Though the authors do not include any specific reference to potential implications for vaccines, the relationship is clear to anyone familiar with vaccines and how they function.
For the sake of brevity, clarity, and that claims of a relationship between autism and vaccination are often specifically levied agains the MMR vaccine, I’ll discuss just this vaccine.
As indicated above, the MMR vaccine provides protection against measles, mumps, and rubella, all of which are viral diseases. Indeed the vaccines themselves contain live attenuated viruses. Attenuated refers to the fact that the virus is somehow weakened or made less pathogenic/infectious for humans. This is often accomplished by growing viruses in cells that typically not host cells.
Thus, the MMR vaccine can be classified as a “mimic virus” similar to that which the researchers used in their experiment. The MMR vaccine induces, among other things, a TNFα-mediated response.
Finally, a study from 2005, Immunological findings in autism, reports that
Viruses may initiate the process but the subsequent activation of cytokines is the damaging factor associated with autism…. Cytokine alteration of TNF-alpha is increased in autistic populations.

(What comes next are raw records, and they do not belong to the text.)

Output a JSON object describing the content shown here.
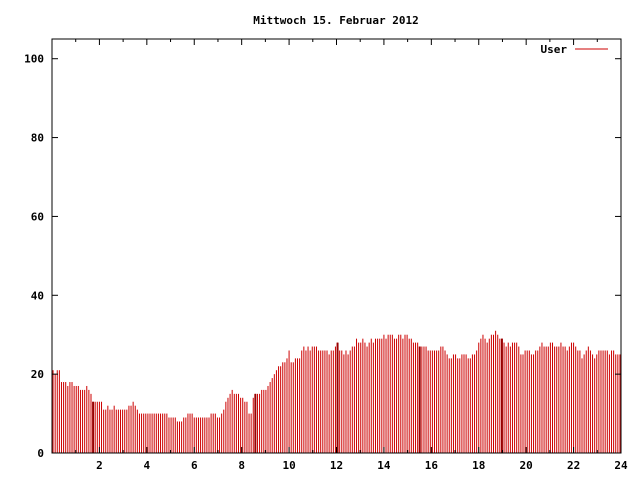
{
  "chart_data": {
    "type": "bar",
    "title": "Mittwoch 15. Februar 2012",
    "xlabel": "",
    "ylabel": "",
    "xlim": [
      0,
      24
    ],
    "ylim": [
      0,
      105
    ],
    "x_ticks": [
      2,
      4,
      6,
      8,
      10,
      12,
      14,
      16,
      18,
      20,
      22,
      24
    ],
    "y_ticks": [
      0,
      20,
      40,
      60,
      80,
      100
    ],
    "grid": false,
    "legend": "top-right",
    "series": [
      {
        "name": "User",
        "color": "#cc0000",
        "sample_interval_hours": 0.0833,
        "values": [
          21,
          20,
          21,
          21,
          18,
          18,
          18,
          17,
          18,
          18,
          17,
          17,
          17,
          16,
          16,
          16,
          17,
          16,
          15,
          13,
          13,
          13,
          13,
          13,
          11,
          11,
          12,
          11,
          11,
          12,
          11,
          11,
          11,
          11,
          11,
          11,
          12,
          12,
          13,
          12,
          11,
          10,
          10,
          10,
          10,
          10,
          10,
          10,
          10,
          10,
          10,
          10,
          10,
          10,
          10,
          9,
          9,
          9,
          9,
          8,
          8,
          8,
          9,
          9,
          10,
          10,
          10,
          9,
          9,
          9,
          9,
          9,
          9,
          9,
          9,
          10,
          10,
          10,
          9,
          9,
          10,
          11,
          13,
          14,
          15,
          16,
          15,
          15,
          15,
          14,
          14,
          13,
          13,
          10,
          10,
          14,
          15,
          15,
          15,
          16,
          16,
          16,
          17,
          18,
          19,
          20,
          21,
          22,
          22,
          23,
          23,
          24,
          26,
          23,
          23,
          24,
          24,
          24,
          26,
          27,
          26,
          27,
          26,
          27,
          27,
          27,
          26,
          26,
          26,
          26,
          26,
          25,
          26,
          26,
          27,
          28,
          26,
          26,
          25,
          26,
          25,
          26,
          27,
          27,
          29,
          28,
          28,
          29,
          28,
          27,
          28,
          29,
          28,
          29,
          29,
          29,
          29,
          30,
          29,
          30,
          30,
          30,
          29,
          29,
          30,
          30,
          29,
          30,
          30,
          29,
          29,
          28,
          28,
          28,
          27,
          27,
          27,
          27,
          26,
          26,
          26,
          26,
          26,
          26,
          27,
          27,
          26,
          25,
          24,
          24,
          25,
          25,
          24,
          24,
          25,
          25,
          25,
          24,
          24,
          25,
          25,
          26,
          28,
          29,
          30,
          29,
          28,
          29,
          30,
          30,
          31,
          30,
          29,
          29,
          28,
          27,
          28,
          27,
          28,
          28,
          28,
          27,
          25,
          25,
          26,
          26,
          26,
          25,
          25,
          26,
          26,
          27,
          28,
          27,
          27,
          27,
          28,
          28,
          27,
          27,
          27,
          28,
          27,
          27,
          26,
          27,
          28,
          28,
          27,
          26,
          26,
          24,
          25,
          26,
          27,
          26,
          25,
          24,
          25,
          26,
          26,
          26,
          26,
          26,
          25,
          26,
          26,
          25,
          25,
          25
        ]
      }
    ],
    "darker_bar_markers_x": [
      1.75,
      8.6,
      12.0,
      15.5,
      19.0
    ]
  }
}
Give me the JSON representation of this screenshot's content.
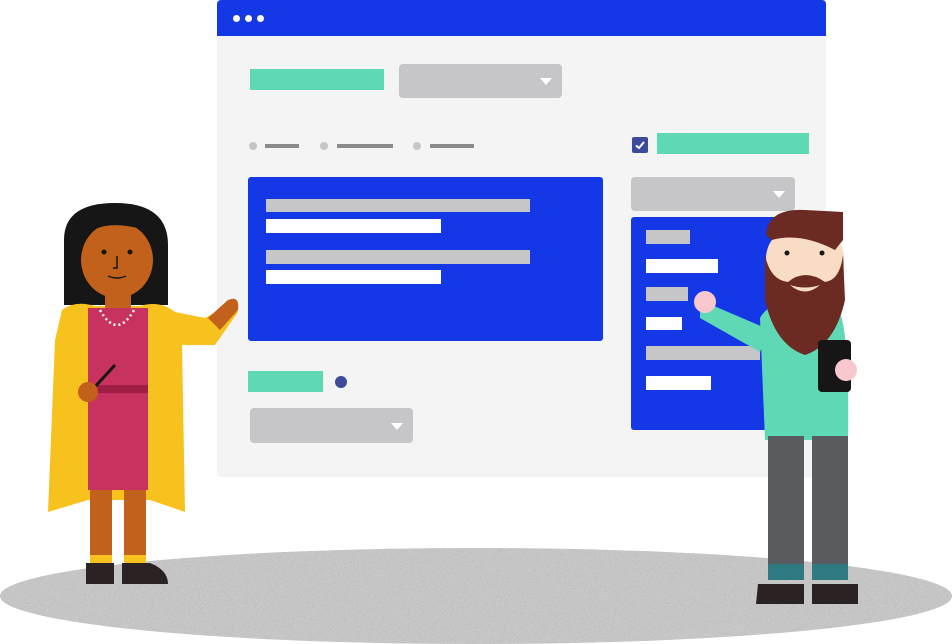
{
  "colors": {
    "brand_blue": "#1438e6",
    "teal": "#5fd8b5",
    "panel_bg": "#f4f4f4",
    "placeholder_gray": "#c6c6c8",
    "tab_line": "#8a8a8a",
    "checkbox": "#3b4a9a",
    "ground": "#bdbdbd"
  },
  "window": {
    "titlebar_icons": [
      "window-dot-icon",
      "window-dot-icon",
      "window-dot-icon"
    ],
    "dropdown_icon": "chevron-down-icon",
    "checkbox_checked": true
  },
  "illustration": {
    "characters": [
      "woman-with-pointer",
      "bearded-man-with-phone"
    ]
  }
}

Though much of this study focused on the potential link between mercury used to preserve vaccines, the subsequent immune response, and the autism that allegedly results–and is most certainly wrong with respect to this–you’ll note that mercury is the first part of that cascade potentially leading to autism. The point that the authors made about the immune response and the subsequent neural damage it can inflict, leading to autism may not be off base.
In other words, perhaps we were wrong about mercury in vaccines, but could there be something more fundamental related to viral infection or vaccination that can potentially lead to autism? I certainly won’t offer any definitive conclusions at this point, but will acknowledge that this particular study raises some questions about the use of vaccines in infants that we would do well to take seriously.